The study found that loss of epithelial pigment-derived protein factor is a driver of age-related changes in the retina.
Mice without the protective protein in their eyes show symptoms similar to age-related macular degeneration.
Loss of protein pigment-derived factor (PEDF), which protects retinal supporting cells, may promote age-related changes in the retina, according to a recent National Eye Institute (NEI) study in mice.
Age-related retinal diseases, such as age-related macular degeneration (AMD), can lead to blindness because the retina is the light-sensitive tissue at the back of the eye. The new information could aid the development of drugs to stop AMD and other conditions of retinal aging. The search was published in International Journal of Molecular Sciences. NEI is part of the National Institutes of Health.
“People have called PEDF the ‘youth’ protein because it’s abundant in the young retina, but it declines with age,” said Patricia Becerra, PhD, chair of the division of protein structure and function at the National Institute of Medical Research and lead author of the study. “This study shows for the first time that a simple deletion of PEDF results in a range of genetic changes that mimic retinal aging.”
The retina is made up of layers of cells that work together to recognize and interpret light signals, which the brain uses to produce vision. The light-sensitive photoreceptors in the retina are located at the top of a layer of supportive cells called the retinal pigment epithelium (RPE). When the photoreceptors detect light, the RPE feeds them and recycles their “outer parts,” which burn off and cut their tips each time the receptors detect light.
RPEs from mice without Serpin1 accumulate more lipids than from wild-type mice. Ultra-resolution microscopy of tissues from wild-type (upper) and Serpin1-null (lower) RPE mice. Detailed images on the right are enlarged regions of RPE tissue depicted on the left (dotted square area). RPE cell borders are colored red and accumulated lipids are colored green. Credit: Ivan Ripostini, NEI
Photoreceptor cells lose the ability to create new segments and thus lose the ability to detect light if the RPE is unable to supply them with components recycled from the ends of the old outer segment. Without the nutrients provided by the RPE, the photoreceptors would die. Aging (senescence) or death of RPE cells in the retina leads to vision loss in people with AMD or certain types of retinal atrophy.

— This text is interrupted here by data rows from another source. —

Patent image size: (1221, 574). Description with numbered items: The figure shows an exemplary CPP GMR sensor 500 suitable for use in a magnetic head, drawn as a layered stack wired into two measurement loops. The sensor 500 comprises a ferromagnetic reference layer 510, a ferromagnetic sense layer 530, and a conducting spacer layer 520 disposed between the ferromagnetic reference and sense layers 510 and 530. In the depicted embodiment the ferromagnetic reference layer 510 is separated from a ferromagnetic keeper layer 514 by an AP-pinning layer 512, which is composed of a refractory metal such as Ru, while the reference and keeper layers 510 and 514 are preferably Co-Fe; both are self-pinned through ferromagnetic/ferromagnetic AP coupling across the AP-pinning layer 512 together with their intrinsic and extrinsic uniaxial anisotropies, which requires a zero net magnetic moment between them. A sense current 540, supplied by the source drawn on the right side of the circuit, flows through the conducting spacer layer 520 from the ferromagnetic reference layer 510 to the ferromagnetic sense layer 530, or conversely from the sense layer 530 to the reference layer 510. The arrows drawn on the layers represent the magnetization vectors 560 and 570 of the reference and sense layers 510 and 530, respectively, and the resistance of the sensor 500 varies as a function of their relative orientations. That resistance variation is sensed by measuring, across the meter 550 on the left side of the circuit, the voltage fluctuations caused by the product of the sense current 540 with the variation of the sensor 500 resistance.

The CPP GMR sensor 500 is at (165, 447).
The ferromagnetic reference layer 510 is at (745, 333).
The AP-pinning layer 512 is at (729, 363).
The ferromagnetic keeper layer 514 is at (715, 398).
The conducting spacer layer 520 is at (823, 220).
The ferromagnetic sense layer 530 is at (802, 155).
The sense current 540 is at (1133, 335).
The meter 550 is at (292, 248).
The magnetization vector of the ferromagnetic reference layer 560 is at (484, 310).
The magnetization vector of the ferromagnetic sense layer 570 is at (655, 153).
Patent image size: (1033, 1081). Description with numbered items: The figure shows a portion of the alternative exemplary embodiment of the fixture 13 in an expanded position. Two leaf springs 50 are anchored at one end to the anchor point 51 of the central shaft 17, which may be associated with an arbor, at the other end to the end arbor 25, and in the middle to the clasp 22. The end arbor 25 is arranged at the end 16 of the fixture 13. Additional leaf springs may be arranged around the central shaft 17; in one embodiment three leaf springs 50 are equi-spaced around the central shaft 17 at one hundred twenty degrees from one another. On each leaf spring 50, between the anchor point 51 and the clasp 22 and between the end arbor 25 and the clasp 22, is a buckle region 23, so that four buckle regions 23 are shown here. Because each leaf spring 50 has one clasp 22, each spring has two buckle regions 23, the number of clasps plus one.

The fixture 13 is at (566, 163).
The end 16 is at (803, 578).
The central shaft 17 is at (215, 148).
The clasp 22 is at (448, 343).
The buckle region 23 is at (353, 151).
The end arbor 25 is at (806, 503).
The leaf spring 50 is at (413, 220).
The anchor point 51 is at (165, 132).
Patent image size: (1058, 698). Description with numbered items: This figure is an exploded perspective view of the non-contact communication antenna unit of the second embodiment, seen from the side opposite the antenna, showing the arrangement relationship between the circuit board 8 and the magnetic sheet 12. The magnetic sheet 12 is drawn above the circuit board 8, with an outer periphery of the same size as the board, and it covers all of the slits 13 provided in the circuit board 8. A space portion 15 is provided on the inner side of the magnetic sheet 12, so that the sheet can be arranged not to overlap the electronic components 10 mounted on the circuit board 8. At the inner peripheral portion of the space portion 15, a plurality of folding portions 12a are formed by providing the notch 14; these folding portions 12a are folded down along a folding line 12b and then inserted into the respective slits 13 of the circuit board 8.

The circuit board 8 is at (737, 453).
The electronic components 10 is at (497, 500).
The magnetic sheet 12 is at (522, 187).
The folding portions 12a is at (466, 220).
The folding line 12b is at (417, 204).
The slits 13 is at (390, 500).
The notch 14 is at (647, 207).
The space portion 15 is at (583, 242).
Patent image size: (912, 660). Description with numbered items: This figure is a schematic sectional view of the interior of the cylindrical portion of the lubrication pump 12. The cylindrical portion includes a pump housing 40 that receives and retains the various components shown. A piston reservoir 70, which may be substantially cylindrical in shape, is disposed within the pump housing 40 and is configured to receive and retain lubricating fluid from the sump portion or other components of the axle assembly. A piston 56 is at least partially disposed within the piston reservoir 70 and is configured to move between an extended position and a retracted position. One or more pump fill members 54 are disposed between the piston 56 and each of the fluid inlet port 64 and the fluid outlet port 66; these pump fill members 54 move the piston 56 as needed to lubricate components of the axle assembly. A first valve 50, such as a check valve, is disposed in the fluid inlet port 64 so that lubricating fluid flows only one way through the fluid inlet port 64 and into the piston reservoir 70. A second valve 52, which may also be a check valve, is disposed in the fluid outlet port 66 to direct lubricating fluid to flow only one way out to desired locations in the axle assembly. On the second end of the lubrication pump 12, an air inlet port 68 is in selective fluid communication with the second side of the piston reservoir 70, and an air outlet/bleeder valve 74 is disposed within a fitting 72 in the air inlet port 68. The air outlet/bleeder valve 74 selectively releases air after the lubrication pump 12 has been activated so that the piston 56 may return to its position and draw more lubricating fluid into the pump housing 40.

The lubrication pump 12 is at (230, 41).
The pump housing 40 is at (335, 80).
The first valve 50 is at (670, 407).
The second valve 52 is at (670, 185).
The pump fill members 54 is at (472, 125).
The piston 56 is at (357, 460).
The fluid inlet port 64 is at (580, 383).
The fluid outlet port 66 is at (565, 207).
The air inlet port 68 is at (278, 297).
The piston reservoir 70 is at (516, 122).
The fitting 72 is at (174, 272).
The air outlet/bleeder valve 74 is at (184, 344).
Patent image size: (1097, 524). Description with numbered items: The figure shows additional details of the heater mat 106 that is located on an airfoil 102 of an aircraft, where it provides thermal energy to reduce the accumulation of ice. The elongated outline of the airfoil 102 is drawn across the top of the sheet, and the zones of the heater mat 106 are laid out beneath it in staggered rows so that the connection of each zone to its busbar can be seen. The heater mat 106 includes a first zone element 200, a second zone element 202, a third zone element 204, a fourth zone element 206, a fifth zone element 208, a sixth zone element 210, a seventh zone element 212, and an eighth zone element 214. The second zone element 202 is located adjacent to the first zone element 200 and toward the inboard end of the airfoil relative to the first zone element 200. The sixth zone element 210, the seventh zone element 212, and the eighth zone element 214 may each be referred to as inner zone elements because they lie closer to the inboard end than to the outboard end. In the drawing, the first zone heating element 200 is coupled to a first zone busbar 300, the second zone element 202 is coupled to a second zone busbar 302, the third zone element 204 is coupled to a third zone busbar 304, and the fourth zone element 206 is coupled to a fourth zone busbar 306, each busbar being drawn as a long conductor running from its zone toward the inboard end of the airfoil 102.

Previous research by Becerra and other groups has shown that PEDF protects retinal cells, protecting them from cell damage and abnormal retinal blood vessel growth. RPE cells produce and secrete the protein PEDF. The protein then binds to its receptor, PEDF-R, which is also expressed by RPE cells. Binding by PEDF stimulates PEDF-R to break down lipid molecules, key components of cell membranes that surround the outer parts of photoreceptors and other cellular compartments.
This decomposition step is an essential part of the outer part recycling process. And while researchers knew that PEDF levels decline in the retina during the aging process, it was not clear whether the loss of PEDF was caused or simply associated with age-related changes in the retina.
To study the retina’s role for PEDF, Becerra and colleagues studied a mouse model lacking the PEDF gene (Serpin1). The researchers examined the structure of retinal cells in a mouse model, and found that the nuclei of RPE cells enlarged, which may indicate changes in the way the cells are.[{”attribute=””>DNAispacked[{”attribute=””>DNAispacked
The RPE cells also had turned on four genes associated with aging and cellular senescence, and levels of the PEDF receptor were significantly below normal. Finally, unprocessed lipids and other photoreceptor outer segment components had accumulated in the RPE layer of the retina. Similar changes in gene expression and defects in RPE metabolism are found in the aging retina.
“One of the most striking things was this reduction in the PEDF receptor on the surface of the RPE cells in the mouse lacking the PEDF protein,” said the study’s lead author, Ivan Rebustini, Ph.D., a staff scientist in Becerra’s lab. “It seems there’s some sort of feedback-loop involving PEDF that maintains the levels of PEDF-R and lipid metabolism in the RPE.”
While at first glance, the retinas of these PEDF-negative mice appear normal, these new findings suggest that PEDF is playing a protective role that helps the retina weather trauma and aging-related wear and tear.
“We always wondered if loss of PEDF was driven by aging, or was driving aging,” said Becerra. “This study, especially with the clear link to altered lipid metabolism and gene expression, indicates the loss of PEDF is a driver of aging-related changes in the retina.”
Reference: “PEDF Deletion Induces Senescence and Defects in Phagocytosis in the RPE” by Ivan T. Rebustini, Susan E. Crawford and S. Patricia Becerra, 13 July 2022, International Journal of Molecular Sciences.
DOI: 10.3390/ijms23147745
The study was funded by the National Eye Institute.